Many of the drills at the camp, held at UNLV’s Mendenhall Center, are designed simply to test fitness levels. However, the scrimmages and mini-games, which took place over the majority of day two’s practice, are meant to test the players’ ability to prove their worth by winning individual battles and doing whatever’s necessary to come out on top.
“That’s by far the best part, when we get to play and compete,” said wing Elena Delle Donne. “Everyone’s so competitive and fierce that it’s a lot of fun when we’re keeping score and there’s something to win here.”
Winning doesn’t mean just scoring, either. Finding a role that makes those around you better is a desired asset when it comes to putting together the best team, something South Carolina junior Tiffany Mitchell has taken to heart in her first camp with the organization’s top team.
“Just seeing if you can create for other people and make them better instead of trying to show what you can do, I think that’s what they’re looking for the most,” Mitchell said.

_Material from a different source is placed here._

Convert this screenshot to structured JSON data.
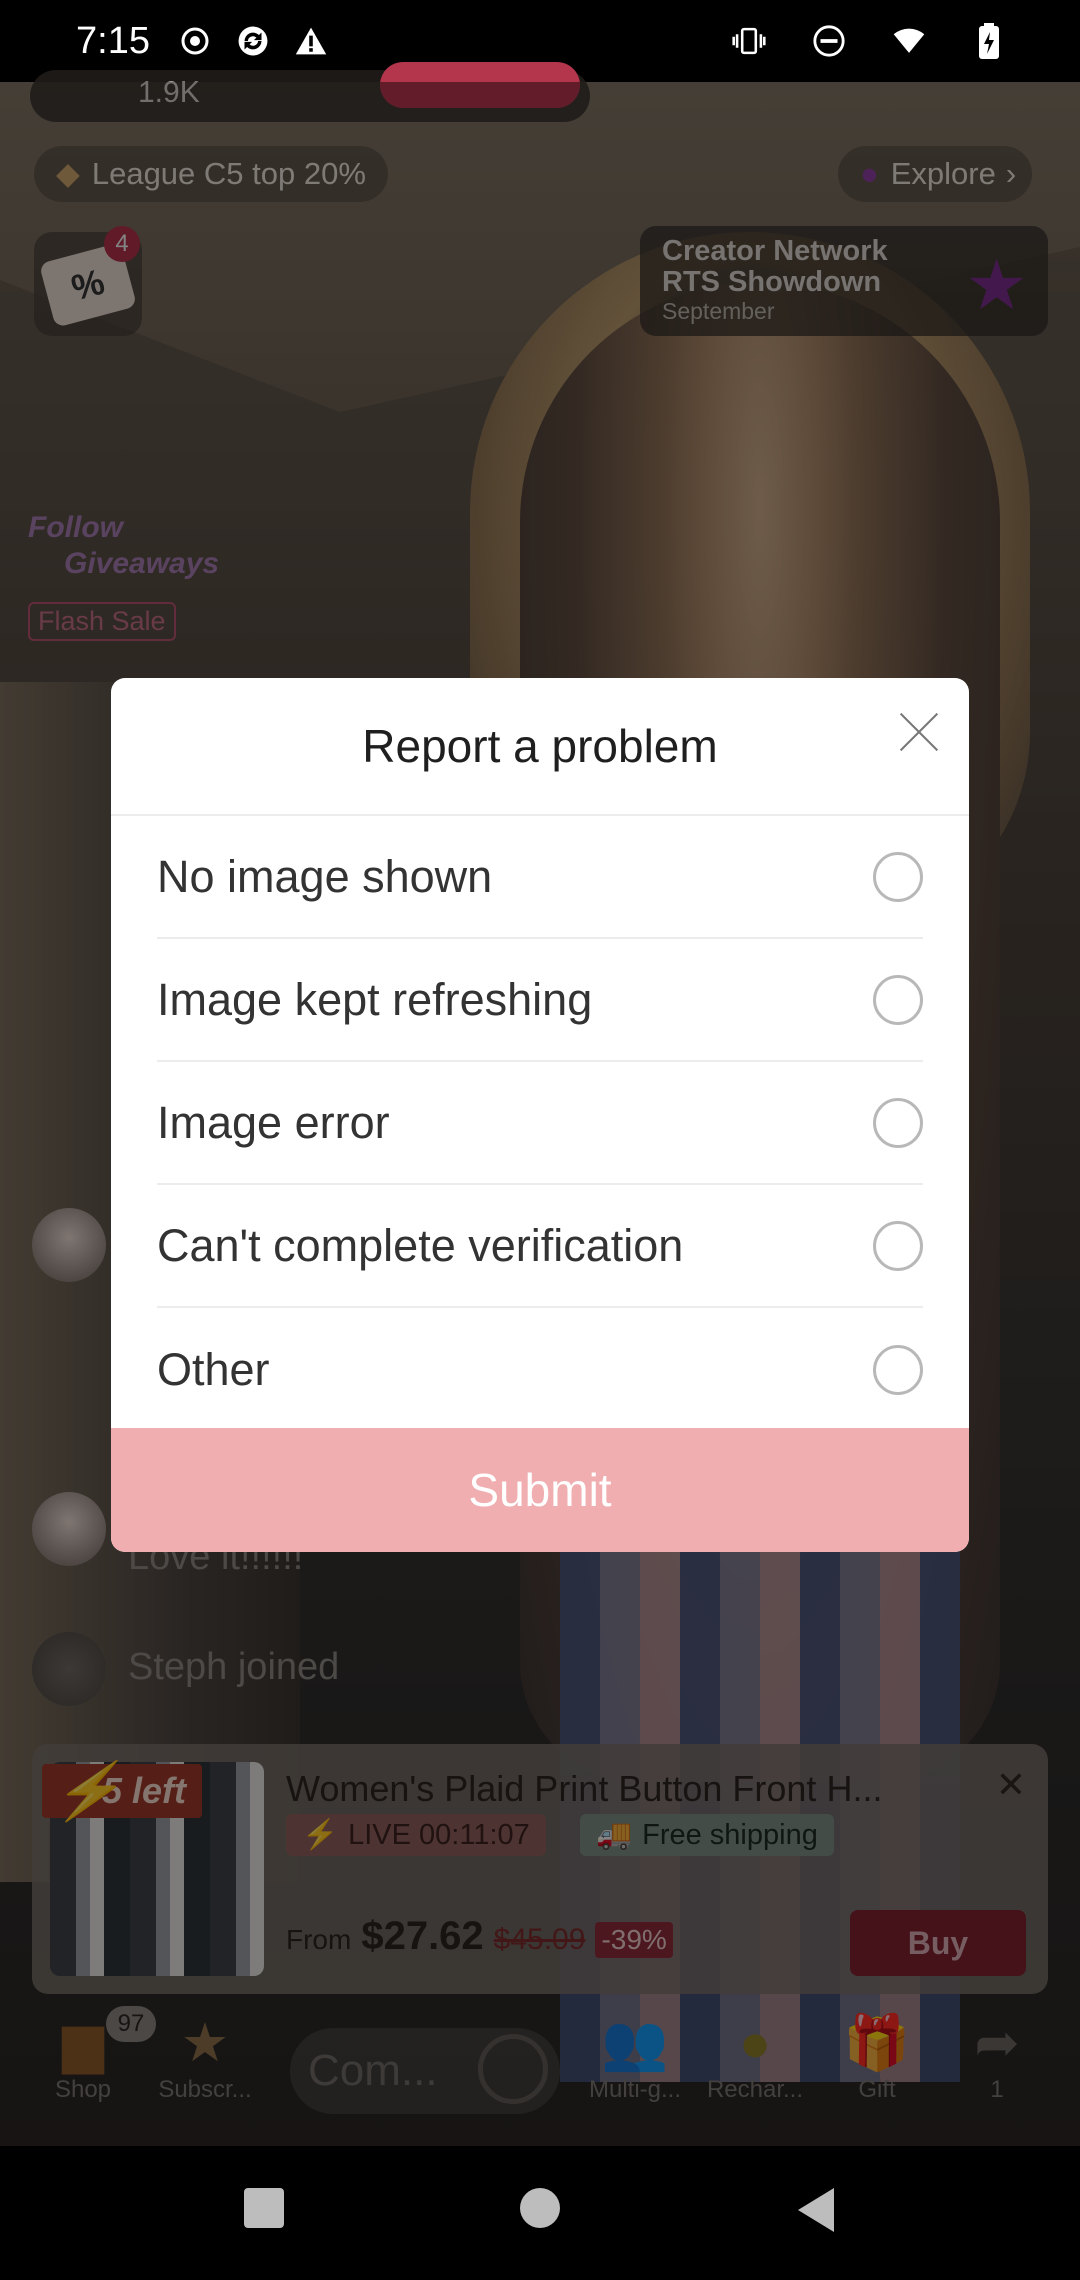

Some of the veterans shoulder larger responsibilities than what’s expected of the younger group but many of the ideals are the same. The best way to make sure the culture remains at the level needed to chase a sixth-straight Olympic gold medal next year is to not hold anything back when given opportunities like this week.

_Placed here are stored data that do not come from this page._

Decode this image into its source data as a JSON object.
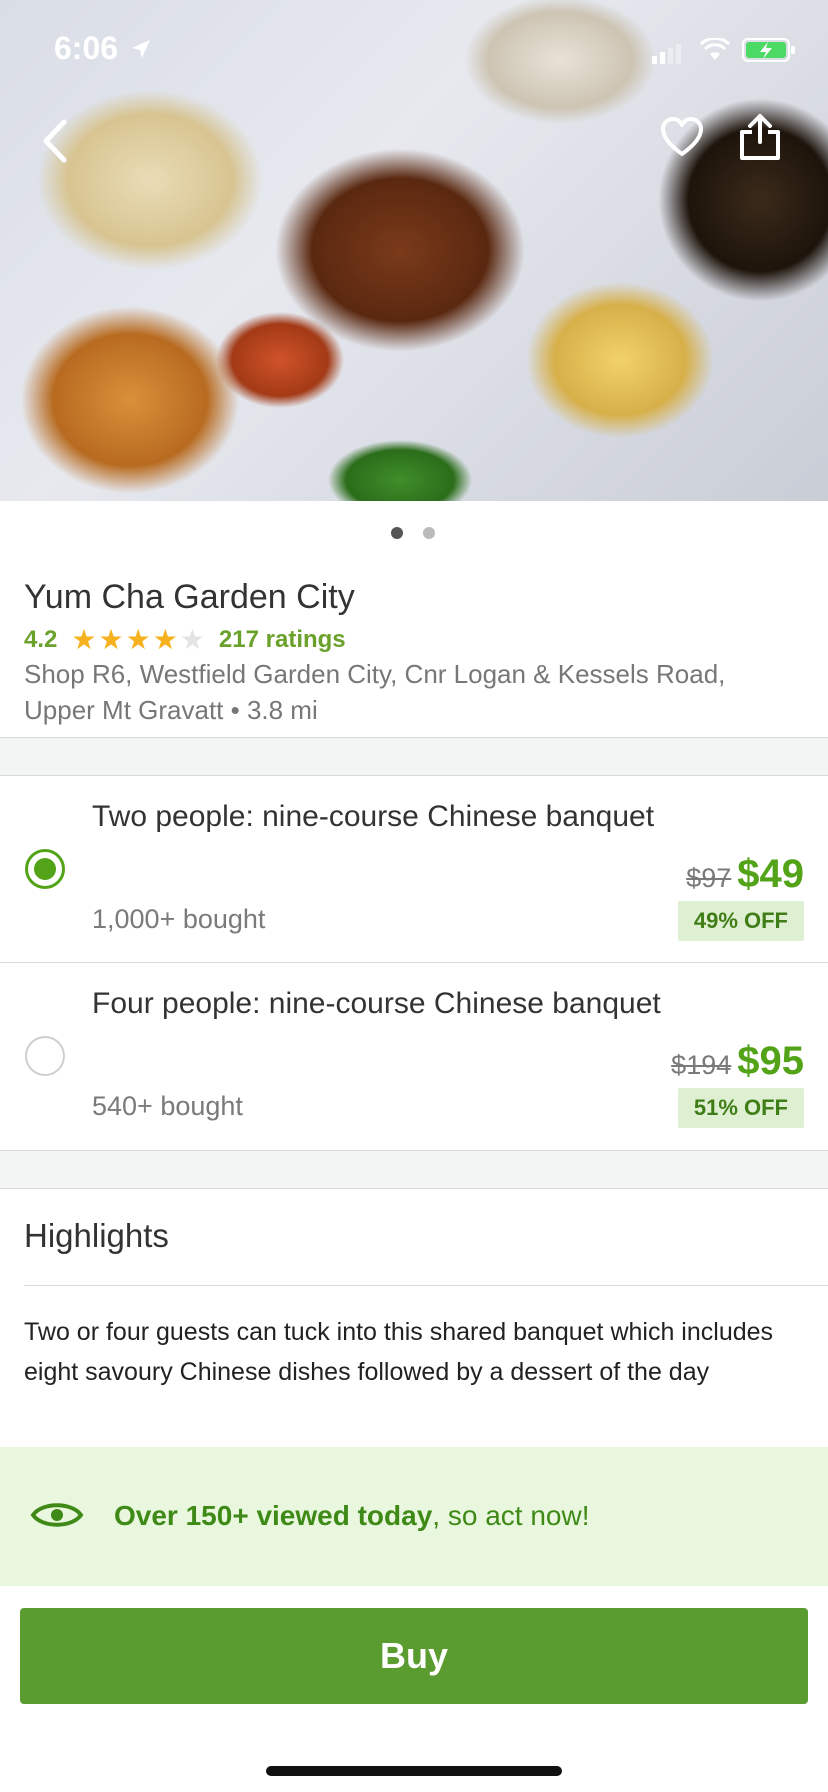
{
  "status_bar": {
    "time": "6:06"
  },
  "hero": {
    "icons": {
      "back": "chevron-left-icon",
      "favorite": "heart-icon",
      "share": "share-icon"
    },
    "carousel_pages": 2,
    "carousel_active": 1
  },
  "deal": {
    "title": "Yum Cha Garden City",
    "rating": "4.2",
    "stars_filled": 4,
    "stars_total": 5,
    "ratings_count": "217 ratings",
    "address_line1": "Shop R6,  Westfield Garden City,  Cnr Logan & Kessels Road,",
    "address_line2": "Upper Mt Gravatt • 3.8 mi"
  },
  "options": [
    {
      "title": "Two people: nine-course Chinese banquet",
      "bought": "1,000+ bought",
      "old_price": "$97",
      "new_price": "$49",
      "discount": "49% OFF",
      "selected": true
    },
    {
      "title": "Four people: nine-course Chinese banquet",
      "bought": "540+ bought",
      "old_price": "$194",
      "new_price": "$95",
      "discount": "51% OFF",
      "selected": false
    }
  ],
  "highlights": {
    "title": "Highlights",
    "text": "Two or four guests can tuck into this shared banquet which includes eight savoury Chinese dishes followed by a dessert of the day"
  },
  "urgency": {
    "strong": "Over 150+ viewed today",
    "rest": ", so act now!"
  },
  "buy_button": {
    "label": "Buy"
  },
  "colors": {
    "accent_green": "#53a318",
    "buy_green": "#5a9c2f",
    "rating_green": "#6aa12a",
    "star_gold": "#f5b21e",
    "urgency_bg": "#eaf7df"
  }
}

“It’s good to come here and compete for the same cause but you better everyone else when you go hard against each other,” said forward/center Candace Parker. “Everyone raises their level.”
Veteran Guards Not Letting Up
Eventually it happens to every player, even the elite ones. One day their bodies just don’t respond the same way and in a group as competitive as the one assembled in Las Vegas there are plenty of candidates ready and willing to take those available minutes.

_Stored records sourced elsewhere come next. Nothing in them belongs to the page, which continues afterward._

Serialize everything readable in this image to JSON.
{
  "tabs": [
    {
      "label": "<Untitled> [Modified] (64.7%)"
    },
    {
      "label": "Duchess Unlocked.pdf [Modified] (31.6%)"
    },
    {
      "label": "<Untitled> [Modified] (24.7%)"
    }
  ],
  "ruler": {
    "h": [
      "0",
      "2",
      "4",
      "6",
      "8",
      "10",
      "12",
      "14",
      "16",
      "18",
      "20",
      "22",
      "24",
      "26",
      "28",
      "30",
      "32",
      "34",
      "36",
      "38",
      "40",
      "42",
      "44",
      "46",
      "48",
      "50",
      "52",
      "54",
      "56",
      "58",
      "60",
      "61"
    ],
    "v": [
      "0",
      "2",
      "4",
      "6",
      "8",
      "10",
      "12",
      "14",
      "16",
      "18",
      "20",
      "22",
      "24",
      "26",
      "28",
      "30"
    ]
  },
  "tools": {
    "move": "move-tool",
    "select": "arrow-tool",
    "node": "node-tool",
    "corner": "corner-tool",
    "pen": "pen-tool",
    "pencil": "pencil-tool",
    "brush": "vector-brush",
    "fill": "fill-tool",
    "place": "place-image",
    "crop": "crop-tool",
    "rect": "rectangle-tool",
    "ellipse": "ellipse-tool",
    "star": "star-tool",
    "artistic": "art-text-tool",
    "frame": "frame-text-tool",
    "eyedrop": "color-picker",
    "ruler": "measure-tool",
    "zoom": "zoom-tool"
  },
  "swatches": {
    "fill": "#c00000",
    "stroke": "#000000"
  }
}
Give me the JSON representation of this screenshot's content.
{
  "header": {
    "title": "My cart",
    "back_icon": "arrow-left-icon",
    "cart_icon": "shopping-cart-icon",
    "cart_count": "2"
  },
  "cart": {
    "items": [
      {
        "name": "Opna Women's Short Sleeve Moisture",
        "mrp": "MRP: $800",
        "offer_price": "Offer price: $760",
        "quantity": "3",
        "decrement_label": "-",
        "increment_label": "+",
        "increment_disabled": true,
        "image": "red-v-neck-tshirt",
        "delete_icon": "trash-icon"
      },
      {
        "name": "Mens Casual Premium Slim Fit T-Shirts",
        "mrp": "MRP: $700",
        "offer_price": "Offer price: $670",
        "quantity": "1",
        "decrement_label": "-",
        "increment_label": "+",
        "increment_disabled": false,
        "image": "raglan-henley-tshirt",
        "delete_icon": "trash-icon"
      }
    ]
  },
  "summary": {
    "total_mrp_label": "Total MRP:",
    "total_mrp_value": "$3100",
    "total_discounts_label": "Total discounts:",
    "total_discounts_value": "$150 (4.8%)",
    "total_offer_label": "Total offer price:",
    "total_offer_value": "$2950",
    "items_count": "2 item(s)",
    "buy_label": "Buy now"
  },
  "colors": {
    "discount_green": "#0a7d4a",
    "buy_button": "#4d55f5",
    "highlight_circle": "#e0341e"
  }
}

Seimone Augustus and Sue Bird, with nine gold medals in the Olympics andFIBA World Championships between them, aren’t ready to give up their spots and move aside just yet.
“You’re always thinking to yourself, ‘At what point does Seimone slow down and doesn’t have it anymore?’ Well, it’s not happening,” Auriemma said. “She’s not slowing down, she still has it and she’s still way better than 90 percent of the guys out here. At what
one point does someone like Sue slow down? She’s still the best point guard out here.”
Injury in 2014 Pushes Delle Donne
The USA Women’s National Team’s last mini-camp in Las Vegas was in Oct. 2013 and Delle Donne was one of the first-time participants with her eyes on the 2014 FIBA World Championship. Then that time came, and a back injury suffered during the WNBA Finals forced her to the sidelines.
With another opportunity this time around, Delle Donne wants to make sure she does everything she can to make sure, outside of another injury, she’s involved in next year’s Olympics.
“It’s always hard when you have an injury that won’t let you do something that you’ve been looking to do your entire life,” she said. “It’s something that’s really motivated me in this camp to make my mark as best as I can.”